Ce témoignage survient après l’envoi d’une plainte acheminée à Bell Média, à Noovo et à Pixcom (la maison de production derrière Huissiers) dans laquelle des groupes communautaires et des organismes publics, dont Projet PAL, qui aide les personnes souffrant de maladie mentale, décrient la manière dont l’émission exploite la misère des locataires évincés, comme s’il s’agissait d’un « spectacle ».

« Les locataires qu’on évince dans l’émission sont possiblement en détresse », soutient Anne-Marie Gallant, intervenante en aide individuelle et en action collective à Projet PAL, en entrevue au Journal. « Ils peuvent souffrir de problèmes de santé mentale, de consommation... Ce n’est pas une façon sensible et responsable d’aborder ces enjeux. C’est réducteur et sensationnaliste. »

« Contradiction incroyable »  

La plainte reproche également à Bell, qui s’honore d’être un leader en santé mentale, d’encourager la stigmatisation des troubles du genre.

« C’est une contradiction incroyable que Bell coproduise et diffuse, par l’entremise de Noovo, cette émission. [...] Être un allié, c’est d’abord ne pas nuire », peut-on lire.

Une rencontre entre quelques délégués des organismes signataires du document et Bell s’est tenue plus tôt ce printemps.

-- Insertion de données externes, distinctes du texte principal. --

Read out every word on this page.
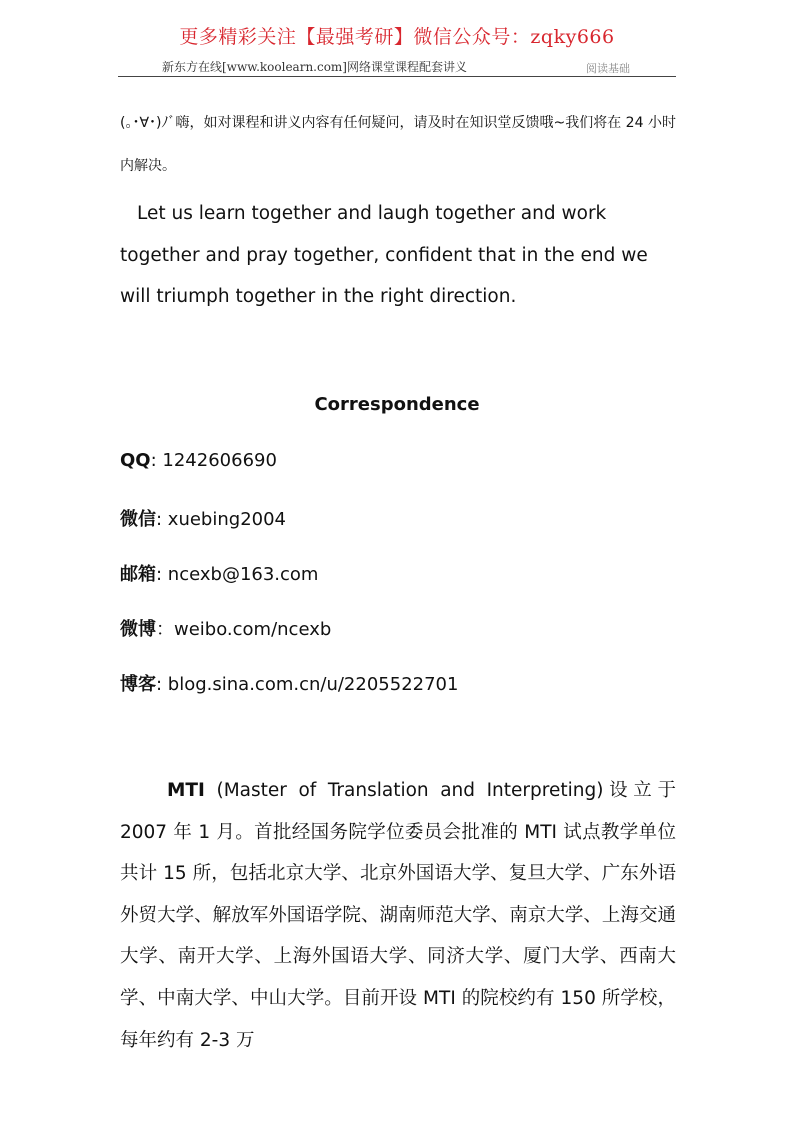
更多精彩关注【最强考研】微信公众号：zqky666
新东方在线[www.koolearn.com]网络课堂课程配套讲义	阅读基础
(｡･∀･)ﾉﾞ嗨，如对课程和讲义内容有任何疑问，请及时在知识堂反馈哦~我们将在 24 小时内解决。
Let us learn together and laugh together and work together and pray together, confident that in the end we will triumph together in the right direction.
Correspondence
QQ: 1242606690
微信: xuebing2004
邮箱: ncexb@163.com
微博：weibo.com/ncexb
博客: blog.sina.com.cn/u/2205522701
MTI (Master of Translation and Interpreting)设立于 2007 年 1 月。首批经国务院学位委员会批准的 MTI 试点教学单位共计 15 所，包括北京大学、北京外国语大学、复旦大学、广东外语外贸大学、解放军外国语学院、湖南师范大学、南京大学、上海交通大学、南开大学、上海外国语大学、同济大学、厦门大学、西南大学、中南大学、中山大学。目前开设 MTI 的院校约有 150 所学校，每年约有 2-3 万
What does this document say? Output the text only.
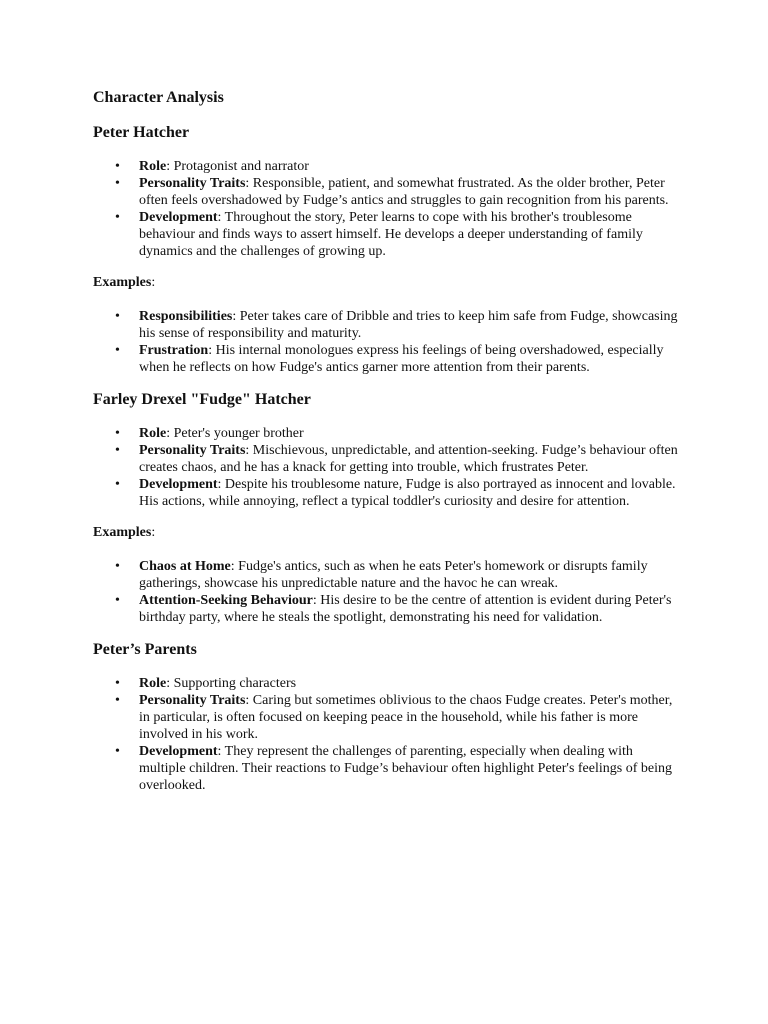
Character Analysis
Peter Hatcher
• Role: Protagonist and narrator
• Personality Traits: Responsible, patient, and somewhat frustrated. As the older brother, Peter often feels overshadowed by Fudge’s antics and struggles to gain recognition from his parents.
• Development: Throughout the story, Peter learns to cope with his brother's troublesome behaviour and finds ways to assert himself. He develops a deeper understanding of family dynamics and the challenges of growing up.

Examples:

• Responsibilities: Peter takes care of Dribble and tries to keep him safe from Fudge, showcasing his sense of responsibility and maturity.
• Frustration: His internal monologues express his feelings of being overshadowed, especially when he reflects on how Fudge's antics garner more attention from their parents.
Farley Drexel "Fudge" Hatcher
• Role: Peter's younger brother
• Personality Traits: Mischievous, unpredictable, and attention-seeking. Fudge’s behaviour often creates chaos, and he has a knack for getting into trouble, which frustrates Peter.
• Development: Despite his troublesome nature, Fudge is also portrayed as innocent and lovable. His actions, while annoying, reflect a typical toddler's curiosity and desire for attention.

Examples:

• Chaos at Home: Fudge's antics, such as when he eats Peter's homework or disrupts family gatherings, showcase his unpredictable nature and the havoc he can wreak.
• Attention-Seeking Behaviour: His desire to be the centre of attention is evident during Peter's birthday party, where he steals the spotlight, demonstrating his need for validation.
Peter’s Parents
• Role: Supporting characters
• Personality Traits: Caring but sometimes oblivious to the chaos Fudge creates. Peter's mother, in particular, is often focused on keeping peace in the household, while his father is more involved in his work.
• Development: They represent the challenges of parenting, especially when dealing with multiple children. Their reactions to Fudge’s behaviour often highlight Peter's feelings of being overlooked.
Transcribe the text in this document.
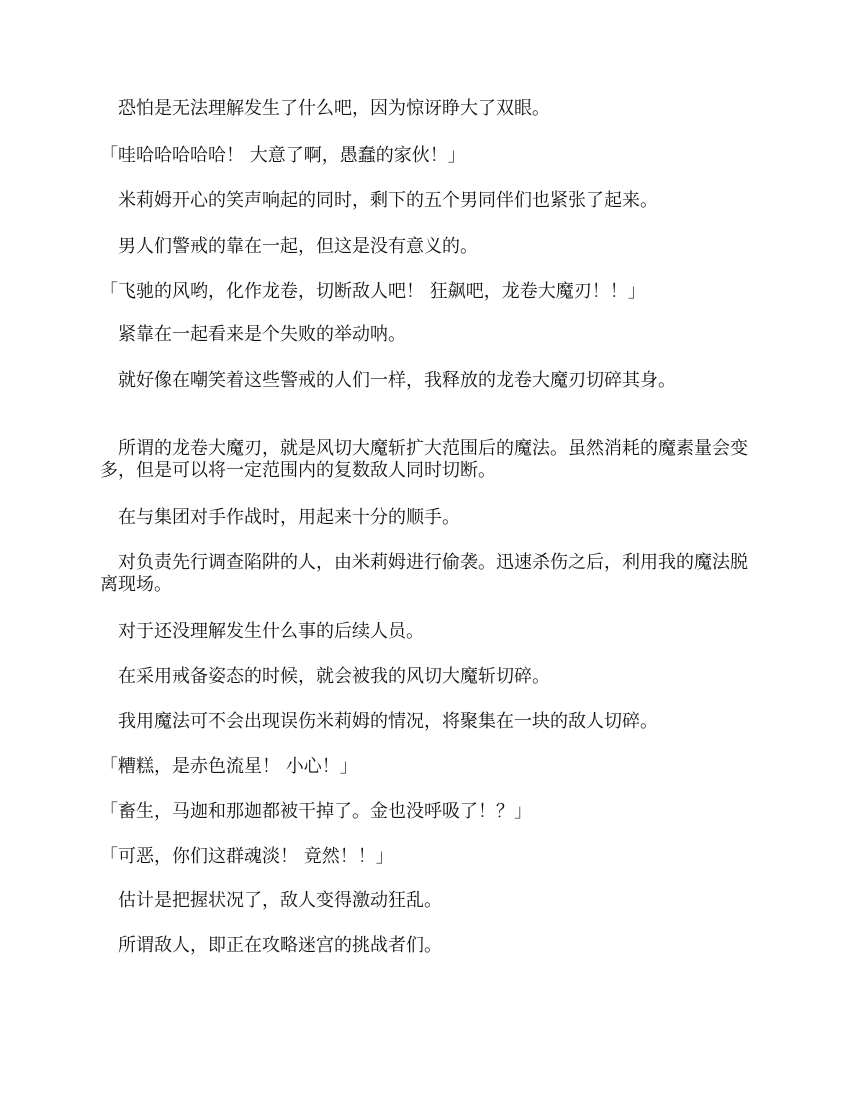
　恐怕是无法理解发生了什么吧，因为惊讶睁大了双眼。

「哇哈哈哈哈哈！ 大意了啊，愚蠢的家伙！」

　米莉姆开心的笑声响起的同时，剩下的五个男同伴们也紧张了起来。

　男人们警戒的靠在一起，但这是没有意义的。

「飞驰的风哟，化作龙卷，切断敌人吧！ 狂飙吧，龙卷大魔刃！！」

　紧靠在一起看来是个失败的举动呐。

　就好像在嘲笑着这些警戒的人们一样，我释放的龙卷大魔刃切碎其身。

　所谓的龙卷大魔刃，就是风切大魔斩扩大范围后的魔法。虽然消耗的魔素量会变多，但是可以将一定范围内的复数敌人同时切断。

　在与集团对手作战时，用起来十分的顺手。

　对负责先行调查陷阱的人，由米莉姆进行偷袭。迅速杀伤之后，利用我的魔法脱离现场。

　对于还没理解发生什么事的后续人员。

　在采用戒备姿态的时候，就会被我的风切大魔斩切碎。

　我用魔法可不会出现误伤米莉姆的情况，将聚集在一块的敌人切碎。

「糟糕，是赤色流星！ 小心！」

「畜生，马迦和那迦都被干掉了。金也没呼吸了！？」

「可恶，你们这群魂淡！ 竟然！！」

　估计是把握状况了，敌人变得激动狂乱。

　所谓敌人，即正在攻略迷宫的挑战者们。
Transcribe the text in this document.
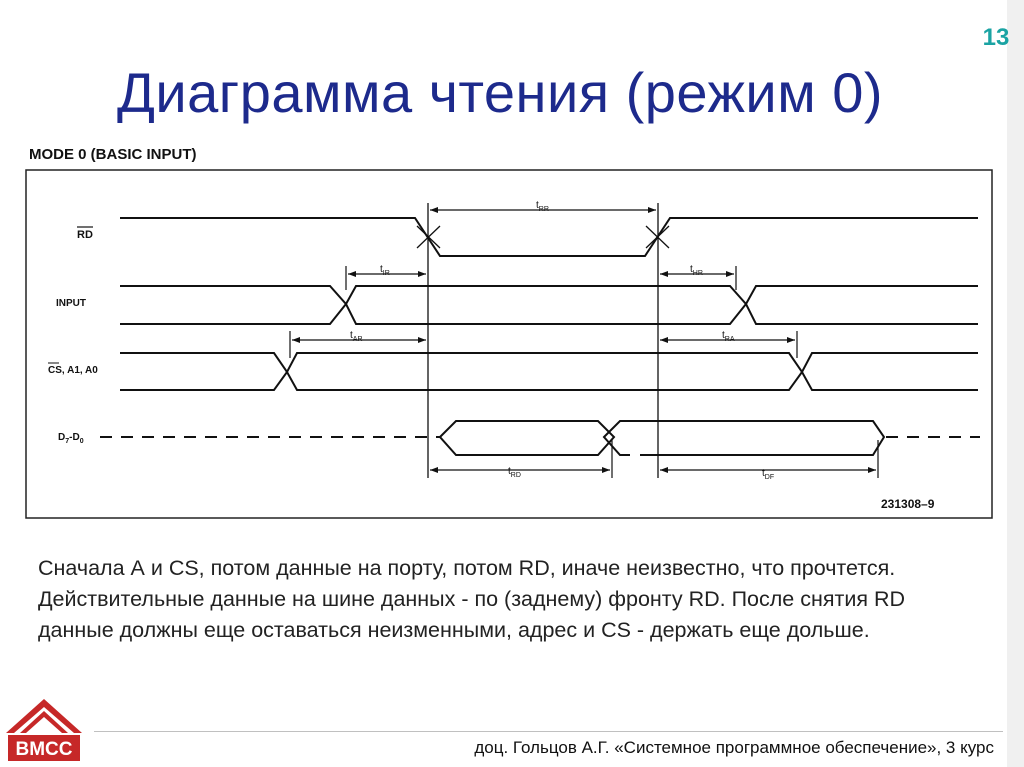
13
Диаграмма чтения (режим 0)
MODE 0 (BASIC INPUT)
RD
INPUT
CS, A1, A0
$D_7-D_0$
$t_{RR}$
$t_{IR}$	$t_{HR}$
$t_{AR}$	$t_{RA}$
$t_{RD}$	$t_{DF}$
231308–9
Сначала А и CS, потом данные на порту, потом RD, иначе неизвестно, что прочтется. Действительные данные на шине данных - по (заднему) фронту RD. После снятия RD данные должны еще оставаться неизменными, адрес и CS - держать еще дольше.
доц. Гольцов А.Г. «Системное программное обеспечение», 3 курс
ВМСС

Mais aucun engagement clair n’en est ressorti, déplore Projet PAL.

Réévaluation  

Les responsables des communications de Bell Médias nous indiquent par courriel que l’entreprise est « présentement en train d’évaluer avec Pixcom quels changements peuvent être apportés » à Huissiers pour répondre aux préoccupations soulevées.

Chose certaine, une cinquième saison est attendue. Les tournages battent leur plein. Et Noovo rediffuse actuellement la première saison.

Une pétition exigeant la fin immédiate d’Huissiers dépasse la barre des 600 signatures sur change.org.